The researchers aim to examine whether changes in SNAP eligibility impact patterns of health service use and health outcomes among Medicaid beneficiaries. To do this, the investigators will construct a novel data linkage of administrative Medicaid and SNAP datasets to evaluate two natural experiments that lead low-income families to acquire or lose SNAP benefits.
- Does gaining access to SNAP benefits impacts health outcomes, health care utilization, and Medicaid spending?
- What are the implications of changes in access to SNAP benefits on state budgets and health disparities?

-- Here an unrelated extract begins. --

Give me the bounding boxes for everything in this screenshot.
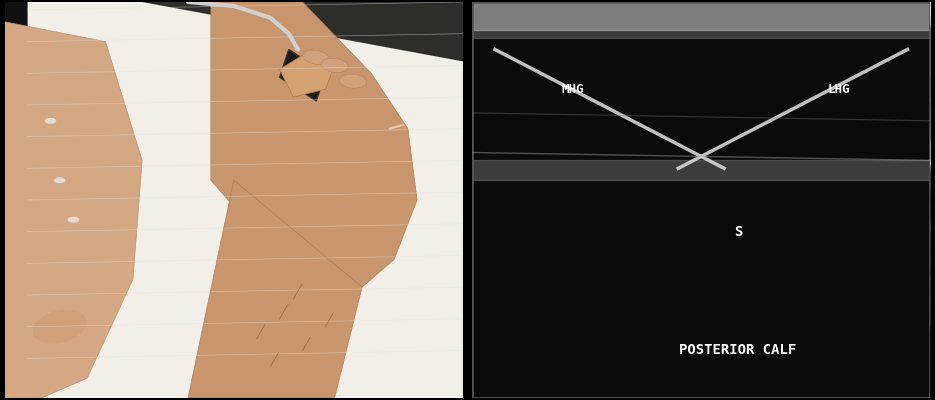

- Findings will provide policymakers with comprehensive evidence on the state-level return to investments in SNAP; and
- Directly inform policy proposals that threaten to reduce the generosity of the SNAP program
- Intermediate Outcomes
- Rates of new chronic conditions (e.g., Diabetes, Hypertension, Hypercholesterolemia)
- Management of existing chronic conditions (e.g., Type 2 diabetes mellitus with ketoacidosis)

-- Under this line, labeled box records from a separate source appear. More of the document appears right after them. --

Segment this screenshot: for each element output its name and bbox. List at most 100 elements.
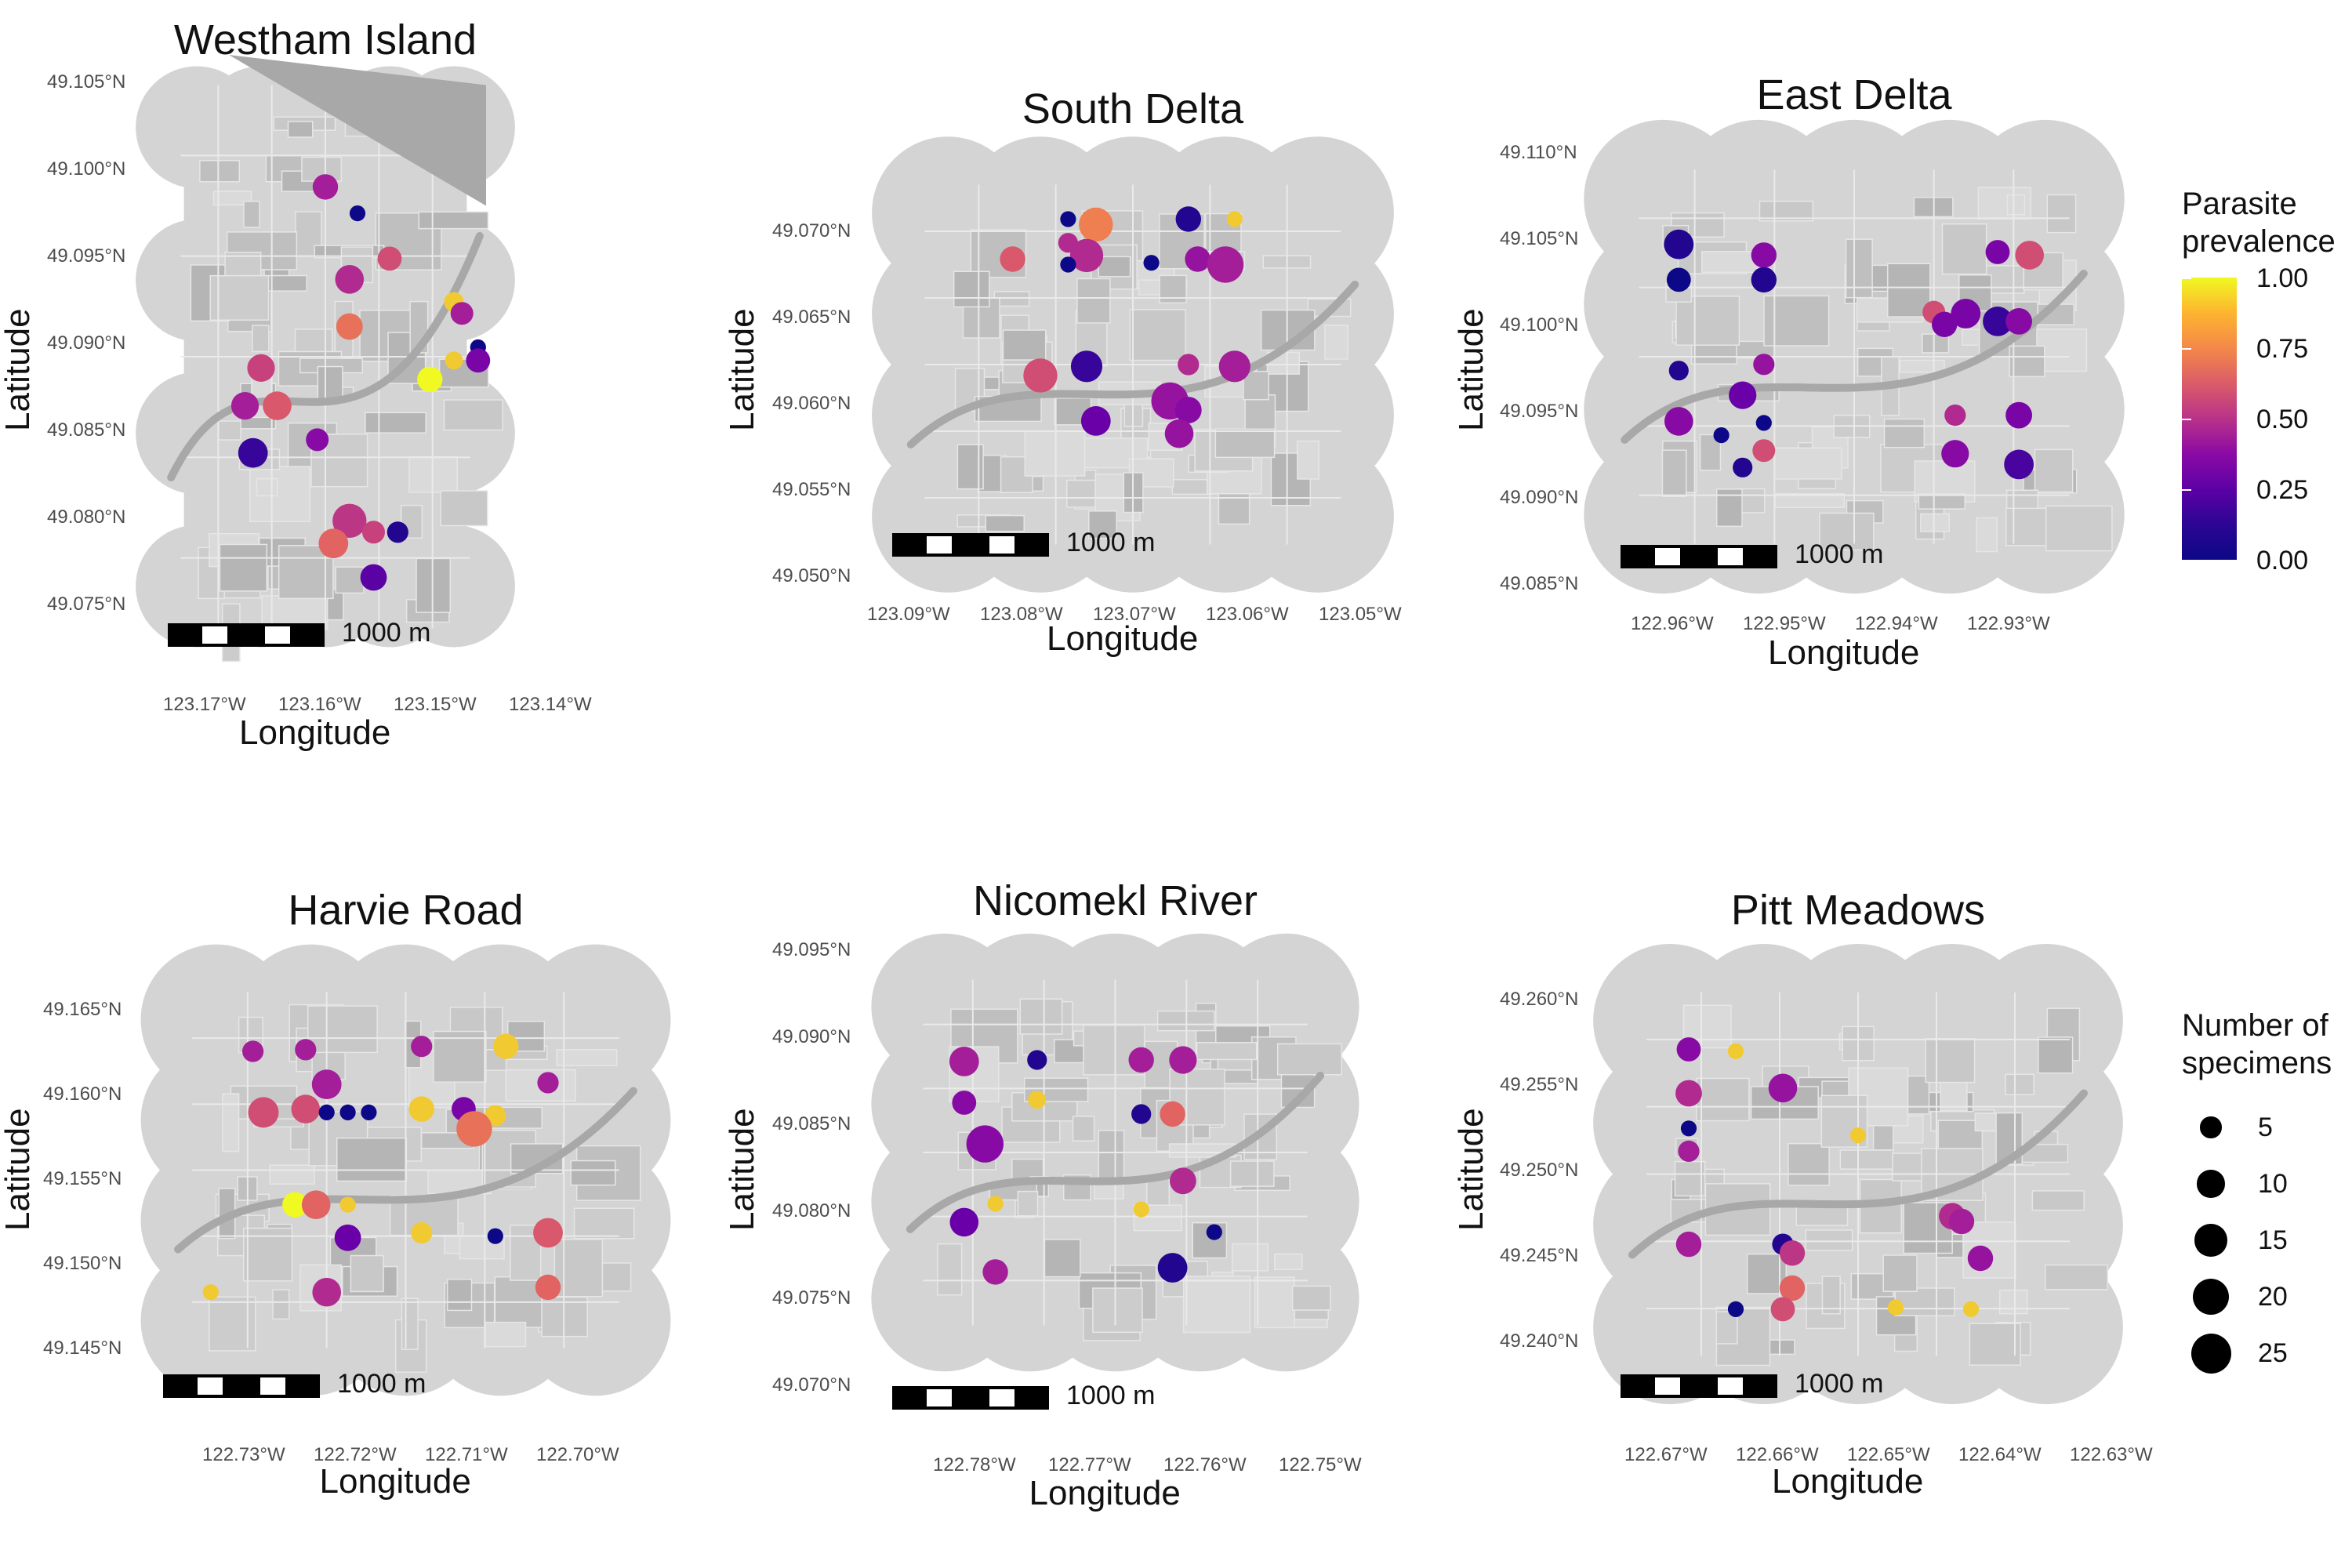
x-tick-label: 122.96°W (1631, 613, 1714, 634)
sample-point (361, 1104, 377, 1120)
scale-bar-segment (257, 1374, 289, 1398)
sample-point (411, 1221, 433, 1244)
sample-point (263, 391, 292, 420)
scale-label: 1000 m (1795, 539, 1884, 569)
sample-point (1079, 207, 1113, 242)
scale-bar-segment (1715, 545, 1746, 568)
x-tick-label: 122.76°W (1163, 1454, 1247, 1475)
sample-point (1069, 238, 1104, 273)
y-tick-label: 49.250°N (1500, 1160, 1579, 1181)
sample-point (1779, 1240, 1806, 1266)
scale-bar-segment (892, 533, 924, 557)
y-tick-label: 49.080°N (772, 1200, 851, 1221)
scale-bar (1621, 1374, 1777, 1398)
sample-point (1680, 1120, 1697, 1137)
color-legend-tick: 0.50 (2256, 405, 2309, 434)
scale-bar-segment (1621, 1374, 1652, 1398)
sample-point (1164, 419, 1194, 448)
panel-title: Harvie Road (288, 887, 524, 934)
scale-bar-segment (1621, 545, 1652, 568)
color-legend-tick: 1.00 (2256, 263, 2309, 293)
sample-point (1727, 1043, 1744, 1059)
scale-bar-segment (1652, 1374, 1683, 1398)
sample-point (360, 564, 387, 591)
sample-point (336, 313, 363, 340)
sample-point (1185, 246, 1210, 272)
scale-bar-segment (262, 623, 293, 647)
sample-point (411, 1036, 433, 1058)
x-tick-label: 122.73°W (202, 1444, 285, 1465)
x-tick-label: 122.78°W (933, 1454, 1016, 1475)
sample-point (2015, 241, 2044, 270)
scale-bar-segment (293, 623, 325, 647)
sample-point (1985, 240, 2010, 264)
panel-title: Pitt Meadows (1730, 887, 1986, 934)
sample-point (306, 428, 329, 452)
sample-point (332, 503, 367, 538)
sample-point (1060, 211, 1076, 227)
y-axis-title: Latitude (723, 1108, 761, 1231)
sample-point (966, 1125, 1004, 1163)
y-axis-title: Latitude (1452, 308, 1490, 431)
x-axis-title: Longitude (319, 1462, 471, 1501)
sample-point (318, 1104, 335, 1120)
sample-point (1944, 405, 1966, 426)
sample-point (312, 174, 339, 200)
scale-bar (892, 533, 1049, 557)
x-tick-label: 123.15°W (394, 694, 477, 715)
y-tick-label: 49.090°N (47, 332, 126, 354)
y-tick-label: 49.090°N (1500, 487, 1579, 508)
sample-point (1664, 407, 1693, 436)
scale-bar-segment (924, 533, 955, 557)
x-tick-label: 122.94°W (1855, 613, 1938, 634)
sample-point (417, 366, 443, 393)
sample-point (1226, 211, 1243, 227)
size-legend-dot (2200, 1116, 2222, 1138)
scale-bar-segment (892, 1386, 924, 1410)
sample-point (1675, 1231, 1702, 1258)
sample-point (339, 1196, 356, 1213)
sample-point (1678, 1140, 1700, 1162)
y-axis-title: Latitude (0, 308, 37, 431)
scale-bar-segment (163, 1374, 194, 1398)
size-legend-dot (2194, 1224, 2227, 1257)
map-basemap (140, 944, 671, 1396)
color-legend-tickmark (2182, 419, 2191, 420)
sample-point (1178, 354, 1200, 376)
y-tick-label: 49.085°N (772, 1113, 851, 1134)
sample-point (1023, 358, 1058, 393)
sample-point (248, 1097, 279, 1128)
map-panel-4 (871, 933, 1359, 1372)
sample-point (301, 1190, 331, 1219)
panel-title: Westham Island (173, 16, 477, 64)
sample-point (1206, 1224, 1222, 1240)
sample-point (1664, 229, 1694, 260)
color-legend-tickmark (2182, 560, 2191, 561)
x-axis-title: Longitude (1047, 619, 1199, 658)
scale-label: 1000 m (337, 1369, 426, 1399)
scale-label: 1000 m (1795, 1369, 1884, 1399)
scale-bar-segment (1683, 545, 1715, 568)
sample-point (362, 521, 385, 544)
y-tick-label: 49.080°N (47, 506, 126, 528)
sample-point (949, 1047, 979, 1076)
scale-bar (168, 623, 325, 647)
sample-point (1967, 1245, 1994, 1272)
sample-point (1887, 1299, 1904, 1316)
sample-point (1027, 1050, 1047, 1070)
y-tick-label: 49.075°N (47, 593, 126, 615)
scale-bar-segment (1746, 545, 1777, 568)
scale-bar-segment (168, 623, 199, 647)
scale-bar (892, 1386, 1049, 1410)
x-tick-label: 122.72°W (314, 1444, 397, 1465)
sample-point (982, 1259, 1008, 1285)
y-tick-label: 49.110°N (1500, 142, 1577, 163)
y-tick-label: 49.085°N (1500, 573, 1579, 594)
y-tick-label: 49.070°N (772, 220, 851, 241)
sample-point (1849, 1127, 1867, 1144)
sample-point (1675, 1080, 1702, 1107)
sample-point (1752, 439, 1776, 463)
size-legend-tick: 15 (2258, 1225, 2288, 1255)
y-tick-label: 49.165°N (43, 999, 122, 1020)
sample-point (1170, 1167, 1196, 1195)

- Percentage of Infants Born with Low-Birth Weight
- Health Care Utilization Outcomes
- Overall Acute Care Utilization
- Overall Emergency Department Use
- Overall Admission Rate
- Ambulatory Care Sensitive ED Visits and Admissions
- Health Care Spending Outcomes
- Overall Health Care Spending
The investigators will evaluate two natural experiments that lead low-income families to acquire or lose SNAP benefits, including: 1) using a regression discontinuity design to estimate the effect of acquiring SNAP on care and outcomes for the near-elderly; and 2) leveraging policy-imposed recipient enrollment limits to estimate the effect of the loss of SNAP benefits on intermediate health outcomes using a difference-in-differences approach with a treatment group comprised of Medicaid beneficiaries that lose access to their SNAP benefit due to programmatic term limits set by the states. Additionally, in a related set of policy simulations, the researchers will examine the effects of SNAP eligibility on joint state spending across the SNAP and Medicaid programs collectively, as well as the impact of SNAP eligibility on population-level disparities in health using data from an All-Payer Claims Dataset.